A Circular Nº 2.594, de 27/07/1995, regulamenta a constituição e o funcionamento de fundos de investimento financeiro e de fundos de aplicação em quotas de fundos de investimento. A seguir, os principais pontos:

  • Os fundos de investimento financeiro devem ser constituídos como condomínio aberto, com prazo indeterminado de duração, e devem incluir a expressão "Investimento Financeiro" em sua denominação.

  • A constituição do fundo deve ser comunicada ao Banco Central do Brasil em até 5 dias, com informações detalhadas sobre a data de constituição e o administrador responsável.

  • O regulamento do fundo deve conter informações mínimas como taxa de administração, política de investimento, condições de emissão e resgate de quotas, e critérios de divulgação de informações aos condôminos.

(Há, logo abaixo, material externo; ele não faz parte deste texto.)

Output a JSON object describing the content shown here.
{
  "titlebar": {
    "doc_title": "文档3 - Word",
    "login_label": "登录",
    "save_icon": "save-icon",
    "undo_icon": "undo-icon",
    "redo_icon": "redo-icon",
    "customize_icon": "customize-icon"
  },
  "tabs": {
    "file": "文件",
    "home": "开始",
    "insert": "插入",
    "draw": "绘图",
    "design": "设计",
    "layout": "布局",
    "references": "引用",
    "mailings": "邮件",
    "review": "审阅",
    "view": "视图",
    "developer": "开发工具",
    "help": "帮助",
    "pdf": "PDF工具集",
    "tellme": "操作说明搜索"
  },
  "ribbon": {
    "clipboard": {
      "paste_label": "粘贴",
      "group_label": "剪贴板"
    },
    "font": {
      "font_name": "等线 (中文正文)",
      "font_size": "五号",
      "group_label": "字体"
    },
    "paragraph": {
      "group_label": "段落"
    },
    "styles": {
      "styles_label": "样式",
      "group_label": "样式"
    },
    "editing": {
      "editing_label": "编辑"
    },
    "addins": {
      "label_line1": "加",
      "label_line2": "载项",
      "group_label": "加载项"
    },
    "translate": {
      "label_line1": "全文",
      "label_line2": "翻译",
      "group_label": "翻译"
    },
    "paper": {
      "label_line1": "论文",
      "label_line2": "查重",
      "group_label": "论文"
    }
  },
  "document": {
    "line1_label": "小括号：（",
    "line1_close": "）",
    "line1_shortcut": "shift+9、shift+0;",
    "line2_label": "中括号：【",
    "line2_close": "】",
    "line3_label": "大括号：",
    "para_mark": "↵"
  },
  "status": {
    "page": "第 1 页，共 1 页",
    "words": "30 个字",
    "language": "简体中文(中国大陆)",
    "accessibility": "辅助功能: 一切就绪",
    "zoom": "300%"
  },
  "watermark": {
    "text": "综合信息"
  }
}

  • A administração do fundo pode ser exercida por diversas instituições financeiras, desde que credenciadas no Sistema de Informações Banco Central (SISBACEN).

  • É vedado à instituição administradora conceder empréstimos, prestar fiança, aplicar recursos diretamente no exterior, entre outras restrições.

  • Os ativos financeiros do fundo devem estar devidamente registrados no SELIC ou na CETIP, e as operações em mercados de derivativos devem ser registradas na CETIP.

  • O patrimônio líquido do fundo é a soma algébrica do disponível com o valor da carteira, mais os valores a receber, menos as exigibilidades.

  • As quotas do fundo devem ser nominativas, intransferíveis e mantidas em conta de depósito em nome de seus titulares, com valor calculado diariamente.

  • O resgate de quotas deve ser efetivado até o 5º dia útil subsequente ao da solicitação, sem cobrança de taxas não previstas.

  • A assembleia geral de condôminos tem competência privativa para tomar contas do fundo, alterar o regulamento, substituir a instituição administradora, entre outras deliberações.

  • O fundo deve ter escrituração contábil destacada da instituição administradora e está sujeito a auditoria por auditor independente registrado na CVM.

  • A instituição administradora deve prestar informações ao Banco Central do Brasil sobre o fundo, incluindo saldos das aplicações, valor do patrimônio líquido, valor da quota, entre outros.

  • É facultada a constituição de fundos de investimento financeiro - curto prazo, que admitem resgate de quotas a qualquer tempo com rendimento.

  • As instituições podem constituir fundos de aplicação em quotas de fundos de investimento, destinados exclusivamente à aquisição de quotas de outros fundos de investimento.

  • As instituições administradoras de fundo de liquidez da dívida pública estadual e/ou municipal podem constituir fundos de investimento financeiro - dívida estadual e/ou municipal, com aplicações representadas por títulos de emissão do Estado e/ou Município.

A Circular entra em vigor na data de sua publicação, produzindo efeitos a partir de 01/08/1995.